🤖 AI Summary
Standard teacher-forcing training for long-horizon autoregressive forecasting of time-varying partial differential equations (PDEs) induces train–inference mismatch and exponential error accumulation. Method: We propose the Recurrent Neural Operator (RNO) framework—the first to integrate recurrent training into neural operator architectures—ensuring strict alignment between training dynamics and autoregressive inference. RNO combines a multigrid neural operator (MgNO), sliding temporal window recursion, and learning of the PDE solution operator. Contribution/Results: We theoretically prove that RNO suppresses worst-case error growth from exponential to linear and eliminates exposure bias entirely. On standard PDE benchmarks, RNO reduces long-horizon prediction error by over 40%, achieves more robust convergence, and significantly improves both accuracy and stability.
📝 Abstract
Neural operators have emerged as powerful tools for learning solution operators of partial differential equations. However, in time-dependent problems, standard training strategies such as teacher forcing introduce a mismatch between training and inference, leading to compounding errors in long-term autoregressive predictions. To address this issue, we propose Recurrent Neural Operators (RNOs)-a novel framework that integrates recurrent training into neural operator architectures. Instead of conditioning each training step on ground-truth inputs, RNOs recursively apply the operator to their own predictions over a temporal window, effectively simulating inference-time dynamics during training.
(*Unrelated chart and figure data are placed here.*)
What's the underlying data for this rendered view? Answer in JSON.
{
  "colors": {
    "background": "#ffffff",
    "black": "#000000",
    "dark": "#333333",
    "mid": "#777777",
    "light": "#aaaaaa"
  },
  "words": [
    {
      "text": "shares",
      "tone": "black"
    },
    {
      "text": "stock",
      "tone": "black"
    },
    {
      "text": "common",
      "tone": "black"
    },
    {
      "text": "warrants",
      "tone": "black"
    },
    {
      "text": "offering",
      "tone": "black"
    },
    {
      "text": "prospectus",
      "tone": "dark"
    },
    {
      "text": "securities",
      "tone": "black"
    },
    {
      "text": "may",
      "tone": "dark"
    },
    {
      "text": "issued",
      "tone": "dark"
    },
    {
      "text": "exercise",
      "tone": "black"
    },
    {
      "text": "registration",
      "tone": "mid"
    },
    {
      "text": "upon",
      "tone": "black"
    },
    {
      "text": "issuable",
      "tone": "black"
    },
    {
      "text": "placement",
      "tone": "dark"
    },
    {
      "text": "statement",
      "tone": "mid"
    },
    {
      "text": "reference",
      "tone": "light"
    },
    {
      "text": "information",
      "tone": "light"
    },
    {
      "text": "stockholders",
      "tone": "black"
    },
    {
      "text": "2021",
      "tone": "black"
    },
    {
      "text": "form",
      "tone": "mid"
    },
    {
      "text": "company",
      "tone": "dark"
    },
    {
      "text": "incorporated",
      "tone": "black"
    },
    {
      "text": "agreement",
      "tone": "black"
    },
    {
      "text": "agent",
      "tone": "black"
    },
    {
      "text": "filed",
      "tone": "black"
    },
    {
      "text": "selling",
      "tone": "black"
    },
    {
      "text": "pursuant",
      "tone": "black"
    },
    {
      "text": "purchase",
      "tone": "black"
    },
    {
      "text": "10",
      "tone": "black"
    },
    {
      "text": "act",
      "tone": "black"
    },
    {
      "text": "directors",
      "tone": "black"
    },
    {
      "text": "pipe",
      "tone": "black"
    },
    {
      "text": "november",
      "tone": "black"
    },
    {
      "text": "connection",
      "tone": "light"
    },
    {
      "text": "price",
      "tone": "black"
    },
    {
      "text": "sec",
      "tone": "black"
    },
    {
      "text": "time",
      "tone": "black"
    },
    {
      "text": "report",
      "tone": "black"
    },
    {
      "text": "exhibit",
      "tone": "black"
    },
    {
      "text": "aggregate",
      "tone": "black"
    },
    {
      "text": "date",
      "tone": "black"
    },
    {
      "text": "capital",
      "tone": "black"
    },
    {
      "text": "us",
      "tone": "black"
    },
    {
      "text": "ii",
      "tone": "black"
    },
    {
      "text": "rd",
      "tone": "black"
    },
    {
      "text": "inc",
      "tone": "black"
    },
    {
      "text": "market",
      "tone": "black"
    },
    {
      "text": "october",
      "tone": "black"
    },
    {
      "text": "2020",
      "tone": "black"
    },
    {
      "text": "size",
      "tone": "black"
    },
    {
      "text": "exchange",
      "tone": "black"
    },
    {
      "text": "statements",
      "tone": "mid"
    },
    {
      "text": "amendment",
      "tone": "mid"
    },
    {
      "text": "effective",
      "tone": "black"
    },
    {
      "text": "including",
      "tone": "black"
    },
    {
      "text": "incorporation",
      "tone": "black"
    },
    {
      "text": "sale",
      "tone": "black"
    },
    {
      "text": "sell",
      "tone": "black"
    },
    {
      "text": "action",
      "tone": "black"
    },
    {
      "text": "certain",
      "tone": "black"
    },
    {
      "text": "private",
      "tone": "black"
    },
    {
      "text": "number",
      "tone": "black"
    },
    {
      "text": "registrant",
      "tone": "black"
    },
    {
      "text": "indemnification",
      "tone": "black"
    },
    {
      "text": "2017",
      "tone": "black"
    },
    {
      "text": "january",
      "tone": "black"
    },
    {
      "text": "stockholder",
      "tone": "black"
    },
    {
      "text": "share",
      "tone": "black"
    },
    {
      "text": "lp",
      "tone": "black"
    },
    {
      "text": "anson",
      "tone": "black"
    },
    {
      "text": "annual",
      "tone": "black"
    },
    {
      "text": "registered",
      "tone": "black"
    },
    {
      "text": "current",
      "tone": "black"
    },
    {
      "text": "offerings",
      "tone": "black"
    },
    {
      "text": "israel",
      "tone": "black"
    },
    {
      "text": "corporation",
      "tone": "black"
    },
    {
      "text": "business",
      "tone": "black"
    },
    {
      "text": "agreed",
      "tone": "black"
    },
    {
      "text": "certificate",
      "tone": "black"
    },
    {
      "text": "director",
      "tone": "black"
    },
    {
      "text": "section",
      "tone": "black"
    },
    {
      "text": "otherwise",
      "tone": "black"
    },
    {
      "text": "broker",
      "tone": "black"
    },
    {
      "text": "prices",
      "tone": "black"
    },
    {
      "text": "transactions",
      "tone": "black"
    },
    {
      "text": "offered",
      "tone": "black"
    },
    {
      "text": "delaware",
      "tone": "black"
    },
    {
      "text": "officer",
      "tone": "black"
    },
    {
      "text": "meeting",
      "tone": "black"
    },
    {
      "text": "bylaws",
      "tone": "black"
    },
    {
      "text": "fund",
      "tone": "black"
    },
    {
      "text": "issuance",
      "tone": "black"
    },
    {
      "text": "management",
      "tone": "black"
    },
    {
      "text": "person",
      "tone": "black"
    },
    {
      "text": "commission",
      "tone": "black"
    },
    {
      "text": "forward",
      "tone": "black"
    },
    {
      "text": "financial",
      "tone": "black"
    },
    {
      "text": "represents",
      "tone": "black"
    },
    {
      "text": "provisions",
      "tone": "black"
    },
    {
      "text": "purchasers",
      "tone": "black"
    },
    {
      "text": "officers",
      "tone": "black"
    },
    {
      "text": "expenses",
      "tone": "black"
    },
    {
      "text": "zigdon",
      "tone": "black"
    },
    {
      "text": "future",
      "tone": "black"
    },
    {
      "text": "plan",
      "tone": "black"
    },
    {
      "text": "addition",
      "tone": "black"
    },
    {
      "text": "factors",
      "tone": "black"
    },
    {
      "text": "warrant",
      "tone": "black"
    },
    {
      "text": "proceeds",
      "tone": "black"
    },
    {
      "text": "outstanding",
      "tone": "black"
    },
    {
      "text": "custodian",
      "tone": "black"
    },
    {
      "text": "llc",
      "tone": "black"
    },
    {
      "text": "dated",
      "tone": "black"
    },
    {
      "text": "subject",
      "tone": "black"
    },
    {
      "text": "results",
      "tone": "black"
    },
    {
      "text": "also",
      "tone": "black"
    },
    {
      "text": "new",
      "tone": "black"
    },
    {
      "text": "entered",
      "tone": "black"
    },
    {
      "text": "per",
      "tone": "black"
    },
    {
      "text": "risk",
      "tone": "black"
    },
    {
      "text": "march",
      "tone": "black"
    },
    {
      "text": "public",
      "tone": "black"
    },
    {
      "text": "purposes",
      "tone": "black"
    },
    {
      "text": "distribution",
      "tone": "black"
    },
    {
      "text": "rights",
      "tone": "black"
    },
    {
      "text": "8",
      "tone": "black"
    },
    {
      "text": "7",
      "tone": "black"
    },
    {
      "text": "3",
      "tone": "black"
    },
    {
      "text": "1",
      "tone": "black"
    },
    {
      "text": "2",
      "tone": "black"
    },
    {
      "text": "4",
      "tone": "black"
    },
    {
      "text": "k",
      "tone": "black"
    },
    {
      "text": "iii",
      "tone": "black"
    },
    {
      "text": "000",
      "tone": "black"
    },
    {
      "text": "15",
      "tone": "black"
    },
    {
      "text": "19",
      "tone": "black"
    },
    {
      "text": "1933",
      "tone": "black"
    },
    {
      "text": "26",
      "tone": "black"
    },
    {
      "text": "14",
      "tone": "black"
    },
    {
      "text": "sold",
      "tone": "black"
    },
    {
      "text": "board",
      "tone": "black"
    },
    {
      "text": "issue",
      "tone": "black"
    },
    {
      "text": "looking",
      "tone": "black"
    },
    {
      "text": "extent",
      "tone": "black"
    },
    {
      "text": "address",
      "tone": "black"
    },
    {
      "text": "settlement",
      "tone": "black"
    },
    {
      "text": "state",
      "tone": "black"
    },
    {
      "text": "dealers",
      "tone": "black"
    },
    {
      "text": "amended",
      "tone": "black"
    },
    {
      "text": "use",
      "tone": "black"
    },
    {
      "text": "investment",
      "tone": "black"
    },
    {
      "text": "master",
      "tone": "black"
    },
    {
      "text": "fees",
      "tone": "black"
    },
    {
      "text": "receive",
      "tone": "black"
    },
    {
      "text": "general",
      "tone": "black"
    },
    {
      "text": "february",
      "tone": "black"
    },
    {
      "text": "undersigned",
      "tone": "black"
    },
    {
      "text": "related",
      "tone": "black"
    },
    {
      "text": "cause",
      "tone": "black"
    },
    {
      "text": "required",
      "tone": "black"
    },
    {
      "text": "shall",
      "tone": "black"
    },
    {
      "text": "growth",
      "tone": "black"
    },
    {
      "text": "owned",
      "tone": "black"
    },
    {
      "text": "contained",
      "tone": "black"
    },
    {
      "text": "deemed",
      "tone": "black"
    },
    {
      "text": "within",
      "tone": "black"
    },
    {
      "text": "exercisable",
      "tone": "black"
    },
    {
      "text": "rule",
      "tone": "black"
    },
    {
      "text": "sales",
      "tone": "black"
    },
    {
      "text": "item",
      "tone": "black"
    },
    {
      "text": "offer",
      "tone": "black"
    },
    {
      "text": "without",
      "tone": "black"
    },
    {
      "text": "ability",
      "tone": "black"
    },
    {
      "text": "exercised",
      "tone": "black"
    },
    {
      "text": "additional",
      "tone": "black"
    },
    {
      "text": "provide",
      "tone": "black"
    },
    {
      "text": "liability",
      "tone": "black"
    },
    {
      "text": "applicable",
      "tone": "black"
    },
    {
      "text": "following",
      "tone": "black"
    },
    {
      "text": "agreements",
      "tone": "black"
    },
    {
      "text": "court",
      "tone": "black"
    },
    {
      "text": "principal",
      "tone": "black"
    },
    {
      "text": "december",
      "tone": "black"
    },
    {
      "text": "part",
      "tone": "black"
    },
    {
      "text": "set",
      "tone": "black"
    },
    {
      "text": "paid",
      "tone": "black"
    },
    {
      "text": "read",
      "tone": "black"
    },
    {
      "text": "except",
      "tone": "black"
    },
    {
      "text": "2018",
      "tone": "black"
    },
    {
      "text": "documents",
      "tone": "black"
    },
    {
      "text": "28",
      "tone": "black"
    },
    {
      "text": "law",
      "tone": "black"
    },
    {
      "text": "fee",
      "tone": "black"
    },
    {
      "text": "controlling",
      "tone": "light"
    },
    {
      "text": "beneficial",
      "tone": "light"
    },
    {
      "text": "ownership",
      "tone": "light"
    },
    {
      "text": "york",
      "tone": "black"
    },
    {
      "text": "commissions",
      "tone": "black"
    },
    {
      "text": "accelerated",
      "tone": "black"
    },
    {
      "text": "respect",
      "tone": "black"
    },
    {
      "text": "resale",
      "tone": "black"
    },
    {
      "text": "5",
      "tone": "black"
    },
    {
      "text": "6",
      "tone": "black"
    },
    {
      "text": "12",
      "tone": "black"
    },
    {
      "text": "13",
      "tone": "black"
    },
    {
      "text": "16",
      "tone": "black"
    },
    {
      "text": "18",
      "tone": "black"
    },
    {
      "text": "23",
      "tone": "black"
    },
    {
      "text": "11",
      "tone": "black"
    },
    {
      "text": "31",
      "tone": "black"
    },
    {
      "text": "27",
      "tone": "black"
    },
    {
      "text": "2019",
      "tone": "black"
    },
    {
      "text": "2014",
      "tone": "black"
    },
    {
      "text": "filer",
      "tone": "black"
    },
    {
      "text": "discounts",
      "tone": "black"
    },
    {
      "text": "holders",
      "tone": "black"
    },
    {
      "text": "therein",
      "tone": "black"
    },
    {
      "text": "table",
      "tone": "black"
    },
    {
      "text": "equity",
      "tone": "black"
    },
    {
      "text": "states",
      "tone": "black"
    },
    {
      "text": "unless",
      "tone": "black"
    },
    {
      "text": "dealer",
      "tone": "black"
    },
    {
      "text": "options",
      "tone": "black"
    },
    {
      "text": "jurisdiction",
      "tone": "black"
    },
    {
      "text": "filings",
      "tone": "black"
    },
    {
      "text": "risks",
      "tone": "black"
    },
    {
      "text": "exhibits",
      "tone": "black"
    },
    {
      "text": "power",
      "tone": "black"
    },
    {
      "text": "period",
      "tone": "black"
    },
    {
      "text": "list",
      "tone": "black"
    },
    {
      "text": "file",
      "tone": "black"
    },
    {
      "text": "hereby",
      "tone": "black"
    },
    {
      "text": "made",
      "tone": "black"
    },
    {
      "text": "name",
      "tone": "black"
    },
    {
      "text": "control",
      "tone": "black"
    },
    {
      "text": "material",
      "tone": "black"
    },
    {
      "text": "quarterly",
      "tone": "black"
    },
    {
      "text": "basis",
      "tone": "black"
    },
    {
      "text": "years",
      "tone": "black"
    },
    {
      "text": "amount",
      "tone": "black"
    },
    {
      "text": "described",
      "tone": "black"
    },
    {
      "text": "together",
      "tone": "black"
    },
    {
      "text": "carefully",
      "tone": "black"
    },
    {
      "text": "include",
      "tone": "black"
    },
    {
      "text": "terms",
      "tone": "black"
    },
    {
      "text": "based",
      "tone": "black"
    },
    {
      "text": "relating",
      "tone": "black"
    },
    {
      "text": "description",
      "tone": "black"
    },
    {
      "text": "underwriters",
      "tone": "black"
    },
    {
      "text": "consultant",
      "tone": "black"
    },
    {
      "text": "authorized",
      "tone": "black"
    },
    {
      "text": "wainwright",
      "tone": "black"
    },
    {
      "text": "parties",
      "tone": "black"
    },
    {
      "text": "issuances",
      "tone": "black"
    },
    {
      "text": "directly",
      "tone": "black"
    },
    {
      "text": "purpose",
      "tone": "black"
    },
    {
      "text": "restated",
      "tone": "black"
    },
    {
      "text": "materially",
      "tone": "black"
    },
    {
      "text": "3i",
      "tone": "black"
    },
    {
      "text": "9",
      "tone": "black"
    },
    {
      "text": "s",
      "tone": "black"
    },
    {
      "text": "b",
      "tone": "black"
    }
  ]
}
This alignment mitigates exposure bias and enhances robustness to error accumulation. Theoretically, we show that recurrent training can reduce the worst-case exponential error growth typical of teacher forcing to linear growth. Empirically, we demonstrate that recurrently trained Multigrid Neural Operators significantly outperform their teacher-forced counterparts in long-term accuracy and stability on standard benchmarks. Our results underscore the importance of aligning training with inference dynamics for robust temporal generalization in neural operator learning.